Les yeux, l’attitude, la crispation, ce personnage enfantin derrière lequel se profile l’adulte qu’il va devenir. La violence, l’absurdité, la folie, la cruauté du monde. Oui, ce cliché de Diane Arbus, réalisé en 1962, est entré dans la légende, il est aussi une leçon de photographie. En 1968, à une période où le monde a semblé vaciller, Graham Nash, l’un des plus fameux songwriters américains, célèbre pour le groupe formé avec ses trois potes David Crosby, Stephen Stills et Neil Young, écrivait la chanson « Teach your children » une ôde à la non-violence. La petite histoire raconte que Graham Nash avait découvert le cliché de Diane Arbus dans une galerie de San Francisco et avait déclaré qu’elle illustrait parfaitement les paroles de sa chanson. Teach your children well and feed them on your dreams. Elève bien tes enfants et nourris-les de tes rêves…
• Child with Toy Hand Grenade in Central Park (1962). Crédit photo : Diane Arbus.
Bruno Delzant dit
En effet Hervé, Diane est un monument de la photo. Cette image ne rentrera pas dans la légende, elle y est déjà selon moi.
J’ai vu récemment l’expo consacrée à Arbus aux Tuileries et tu sors de là presque changé, tellement ce que tu y vis est fort !
Et oui savoir choisir est une qualité. On s’aperçoit avec le temps, avec l’expérience que vouloir tout montrer est une erreur et qu’il faut aller à l’essentiel.
harvey dit
L’univers de Diane Arbus est aussi fascinant que dérangeant, à dire vrai. En photographie, toutes les vérités ne sont pas bonne à dire. À chacun de choisir « sa » vérité et d’essayer de convaincre. Je réalise que plus j’avance dans le chemin, plus c’est difficile… C’est aussi ce qui rend le truc passionnant.
Geronimi Gerald dit
C’est toujours un immense plaisir de te lire, et d’enfin de pouvoir te laisser un commentaire.
Van Gogh à dit : « Il faut commencer par éprouver ce que l’on veut exprimer. » Je pense que cela résume bien ton article.
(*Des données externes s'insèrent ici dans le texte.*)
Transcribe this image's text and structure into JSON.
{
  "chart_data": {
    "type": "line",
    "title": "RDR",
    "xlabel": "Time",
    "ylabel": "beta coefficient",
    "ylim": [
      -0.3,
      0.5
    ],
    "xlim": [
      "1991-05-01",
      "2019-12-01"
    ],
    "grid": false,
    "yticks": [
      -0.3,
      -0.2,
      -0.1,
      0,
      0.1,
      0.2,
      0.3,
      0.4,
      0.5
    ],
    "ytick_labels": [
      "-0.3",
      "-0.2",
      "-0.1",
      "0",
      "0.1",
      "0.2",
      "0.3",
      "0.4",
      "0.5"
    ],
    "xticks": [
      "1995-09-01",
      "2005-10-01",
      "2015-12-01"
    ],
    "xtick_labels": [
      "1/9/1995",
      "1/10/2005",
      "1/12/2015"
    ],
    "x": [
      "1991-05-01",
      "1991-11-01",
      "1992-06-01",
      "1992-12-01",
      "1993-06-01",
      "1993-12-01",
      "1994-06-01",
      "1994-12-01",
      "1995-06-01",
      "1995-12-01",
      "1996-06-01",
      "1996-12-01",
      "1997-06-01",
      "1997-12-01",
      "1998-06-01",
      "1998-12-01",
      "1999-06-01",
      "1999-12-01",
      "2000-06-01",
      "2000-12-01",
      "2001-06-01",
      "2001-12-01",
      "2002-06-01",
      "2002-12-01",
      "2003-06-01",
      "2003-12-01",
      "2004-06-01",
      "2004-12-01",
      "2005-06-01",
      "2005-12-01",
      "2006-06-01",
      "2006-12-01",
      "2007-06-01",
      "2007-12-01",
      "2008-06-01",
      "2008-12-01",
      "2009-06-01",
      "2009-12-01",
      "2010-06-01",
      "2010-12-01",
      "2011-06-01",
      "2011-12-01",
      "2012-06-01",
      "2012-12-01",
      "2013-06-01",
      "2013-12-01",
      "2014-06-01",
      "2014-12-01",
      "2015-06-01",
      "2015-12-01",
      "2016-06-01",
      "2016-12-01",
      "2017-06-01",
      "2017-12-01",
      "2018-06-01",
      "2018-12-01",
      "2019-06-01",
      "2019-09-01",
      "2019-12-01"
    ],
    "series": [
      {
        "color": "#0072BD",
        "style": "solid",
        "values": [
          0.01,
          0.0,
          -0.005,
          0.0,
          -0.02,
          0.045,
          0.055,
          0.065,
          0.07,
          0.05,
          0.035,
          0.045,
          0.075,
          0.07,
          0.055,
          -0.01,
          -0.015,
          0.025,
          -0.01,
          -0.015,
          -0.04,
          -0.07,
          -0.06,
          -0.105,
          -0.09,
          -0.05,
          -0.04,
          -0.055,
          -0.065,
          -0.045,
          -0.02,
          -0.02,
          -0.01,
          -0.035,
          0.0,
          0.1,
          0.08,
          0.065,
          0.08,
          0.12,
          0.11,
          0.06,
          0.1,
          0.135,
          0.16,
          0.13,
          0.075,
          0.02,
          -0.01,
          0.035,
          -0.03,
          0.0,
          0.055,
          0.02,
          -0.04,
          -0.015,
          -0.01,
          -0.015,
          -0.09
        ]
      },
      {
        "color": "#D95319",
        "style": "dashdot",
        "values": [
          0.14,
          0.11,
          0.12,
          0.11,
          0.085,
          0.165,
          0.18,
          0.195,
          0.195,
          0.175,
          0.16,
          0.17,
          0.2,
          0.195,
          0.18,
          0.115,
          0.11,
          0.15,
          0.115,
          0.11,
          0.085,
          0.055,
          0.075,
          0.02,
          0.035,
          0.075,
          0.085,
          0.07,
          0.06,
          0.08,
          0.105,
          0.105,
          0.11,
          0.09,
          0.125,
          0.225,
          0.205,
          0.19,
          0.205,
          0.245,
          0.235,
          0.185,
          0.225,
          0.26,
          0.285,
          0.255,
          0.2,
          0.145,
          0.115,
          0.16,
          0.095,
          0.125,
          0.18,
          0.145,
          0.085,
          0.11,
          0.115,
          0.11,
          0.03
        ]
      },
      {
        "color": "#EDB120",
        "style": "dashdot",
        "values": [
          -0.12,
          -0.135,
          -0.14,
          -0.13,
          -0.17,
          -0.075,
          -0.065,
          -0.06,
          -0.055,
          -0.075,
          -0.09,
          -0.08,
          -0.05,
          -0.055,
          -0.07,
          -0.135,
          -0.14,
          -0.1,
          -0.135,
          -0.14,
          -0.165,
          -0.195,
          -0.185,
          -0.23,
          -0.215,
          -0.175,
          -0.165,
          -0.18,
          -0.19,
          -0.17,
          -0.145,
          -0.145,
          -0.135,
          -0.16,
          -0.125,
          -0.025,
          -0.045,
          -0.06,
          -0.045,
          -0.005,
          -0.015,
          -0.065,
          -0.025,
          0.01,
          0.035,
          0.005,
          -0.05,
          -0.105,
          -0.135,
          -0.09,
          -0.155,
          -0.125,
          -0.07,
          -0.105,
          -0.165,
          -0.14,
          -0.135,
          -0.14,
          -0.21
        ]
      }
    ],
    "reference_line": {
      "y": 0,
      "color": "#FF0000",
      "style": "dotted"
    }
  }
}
Savoir faire un choix et toujours une difficulté, une épreuve, pour un photographe… Mais comme tu le dit si bien, au bout du compte le résultat est la !
VP Photography dit
Lors de « Paris Photo » en 2011, j’ai eu la chance d’aller voir l’exposition de ses plus célèbres clichés…
Et j’avoue que c’est un travail incroyable…
Très dérangeant au premiers abords, mais quand on se plonge dans son univers, dans « ses » univers, chaque cliché vient nous raconter une histoire, parfois triste, parfois joyeuse par le sourire du sujet, peu importe ce qui l’entoure…
Elle portait un regard très intéressant sur la société qu’on mettait de coté…
Son travail est aussi un très bel hommage à ces personnes, ces univers qui étaient reniés à cette époque…
Pour moi, comme l’a dit Mr Delzant, Diane Arbus est un monument de la photographie, et ses images font réellement partie intégrante de l’histoire de la photographie!